I agree. That does not mean that LLMs are leveling the playing field with people who can’t/won’t get an education regarding computer science (and let’s not forget that most algorithms don’t just appear; they’re crafted over time). LLMs are easy, but they are not better or even remotely equivalent. It’s like saying, “Finally, the masses can tell a robot to build them a table,” and saying that the expertise of those “elite” woodworkers is no longer needed.
…damn if I am tired of having to rely on “Zillow and a prayer” if I want to get a house or apartment.
And this isn’t a problem LLMs can solve. I feel for you, I do. We’re all feeling this shit, but this is a capitalism problem. Until the ultracapitalists who are making these LLMs (OpenAI, Google, Meta, xAI, Anthropic, Palantir, etc.) are no longer the drivers of machine learning, and until the ultracapitalist companies stop using AI or algorithms to decide who gets what prices/loans/rental rates/healthcare/etc., we will not see any kind of level playing field you or the author are wishing for.
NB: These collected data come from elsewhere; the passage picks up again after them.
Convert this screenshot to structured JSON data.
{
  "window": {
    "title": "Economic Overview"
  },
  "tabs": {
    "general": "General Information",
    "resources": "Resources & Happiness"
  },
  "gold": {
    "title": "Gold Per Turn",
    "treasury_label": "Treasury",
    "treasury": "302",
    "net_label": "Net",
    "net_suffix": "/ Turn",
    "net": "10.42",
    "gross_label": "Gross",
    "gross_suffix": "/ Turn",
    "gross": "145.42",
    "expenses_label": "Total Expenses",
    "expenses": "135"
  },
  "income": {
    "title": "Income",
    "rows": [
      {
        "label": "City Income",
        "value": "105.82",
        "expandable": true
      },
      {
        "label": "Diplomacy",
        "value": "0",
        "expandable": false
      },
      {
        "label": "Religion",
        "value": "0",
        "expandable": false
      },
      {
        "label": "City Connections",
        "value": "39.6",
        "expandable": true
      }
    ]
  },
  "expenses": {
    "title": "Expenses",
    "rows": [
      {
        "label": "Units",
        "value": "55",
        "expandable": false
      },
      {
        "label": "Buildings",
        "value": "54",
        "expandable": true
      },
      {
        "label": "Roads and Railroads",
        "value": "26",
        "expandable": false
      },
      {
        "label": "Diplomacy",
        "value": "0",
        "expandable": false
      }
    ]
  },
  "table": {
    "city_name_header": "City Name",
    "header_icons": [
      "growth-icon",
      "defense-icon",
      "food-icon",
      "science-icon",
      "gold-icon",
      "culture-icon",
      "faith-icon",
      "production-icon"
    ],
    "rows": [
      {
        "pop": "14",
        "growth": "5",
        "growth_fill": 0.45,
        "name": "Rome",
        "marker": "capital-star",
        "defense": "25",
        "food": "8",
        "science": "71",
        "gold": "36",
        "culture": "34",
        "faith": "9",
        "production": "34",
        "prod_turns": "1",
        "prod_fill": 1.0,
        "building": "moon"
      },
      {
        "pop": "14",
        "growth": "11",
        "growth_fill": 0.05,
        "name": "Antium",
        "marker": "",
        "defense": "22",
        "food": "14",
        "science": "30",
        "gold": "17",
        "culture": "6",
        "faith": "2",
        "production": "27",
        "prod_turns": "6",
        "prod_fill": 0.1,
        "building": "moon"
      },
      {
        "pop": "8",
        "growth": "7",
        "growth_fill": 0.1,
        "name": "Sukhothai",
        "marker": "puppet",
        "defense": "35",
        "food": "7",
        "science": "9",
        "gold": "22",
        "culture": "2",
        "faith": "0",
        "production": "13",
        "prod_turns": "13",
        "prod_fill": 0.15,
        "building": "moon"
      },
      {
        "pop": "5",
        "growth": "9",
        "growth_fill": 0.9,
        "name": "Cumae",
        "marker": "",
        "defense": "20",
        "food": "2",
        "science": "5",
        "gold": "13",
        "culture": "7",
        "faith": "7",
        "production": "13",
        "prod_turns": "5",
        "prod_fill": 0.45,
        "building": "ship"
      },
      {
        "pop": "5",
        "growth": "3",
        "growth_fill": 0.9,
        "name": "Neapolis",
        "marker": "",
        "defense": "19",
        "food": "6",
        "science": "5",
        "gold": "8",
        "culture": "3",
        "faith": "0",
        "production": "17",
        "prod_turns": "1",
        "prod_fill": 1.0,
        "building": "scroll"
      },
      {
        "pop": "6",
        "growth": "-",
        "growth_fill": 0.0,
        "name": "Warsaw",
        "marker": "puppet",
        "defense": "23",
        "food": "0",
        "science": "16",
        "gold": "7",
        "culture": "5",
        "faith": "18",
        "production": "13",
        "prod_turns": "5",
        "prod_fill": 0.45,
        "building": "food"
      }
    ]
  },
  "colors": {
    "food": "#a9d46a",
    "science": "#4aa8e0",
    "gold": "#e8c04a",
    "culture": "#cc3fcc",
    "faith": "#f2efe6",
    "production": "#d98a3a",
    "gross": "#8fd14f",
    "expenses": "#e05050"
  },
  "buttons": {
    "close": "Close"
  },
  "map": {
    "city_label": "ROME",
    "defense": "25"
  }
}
You’re looking at AI, ascribing it features and achievements it doesn’t deserve, then wishing against all the evidence that it’s solving capitalism. It’s very much not, and if anything, it’s only exacerbating the problems caused by it.
I applaud your optimism—I was optimistic about it once, too—but it has shown, time and again, that it won’t lead to a society not governed by the endless chasing of profits at the expense of everyone else; it won’t lead to a society where the billionaires and the rest of us compete on equal footing. What we regular folk have gotten from them will not be their undoing.
If you want a better society where you don’t have to claw the most meager of scraps from the hand of the wealthy, it won’t be found here.
I’ll say one thing for this post and the resulting discussion, it’s caused me to fall down the rabbit hole that is AI price fixing. How else can it be that available residences increased but so did rent? And so did everything else?
We haven’t invested sufficiently in them for this too be plausible. They’re incentives haven’t been to get very ahead either.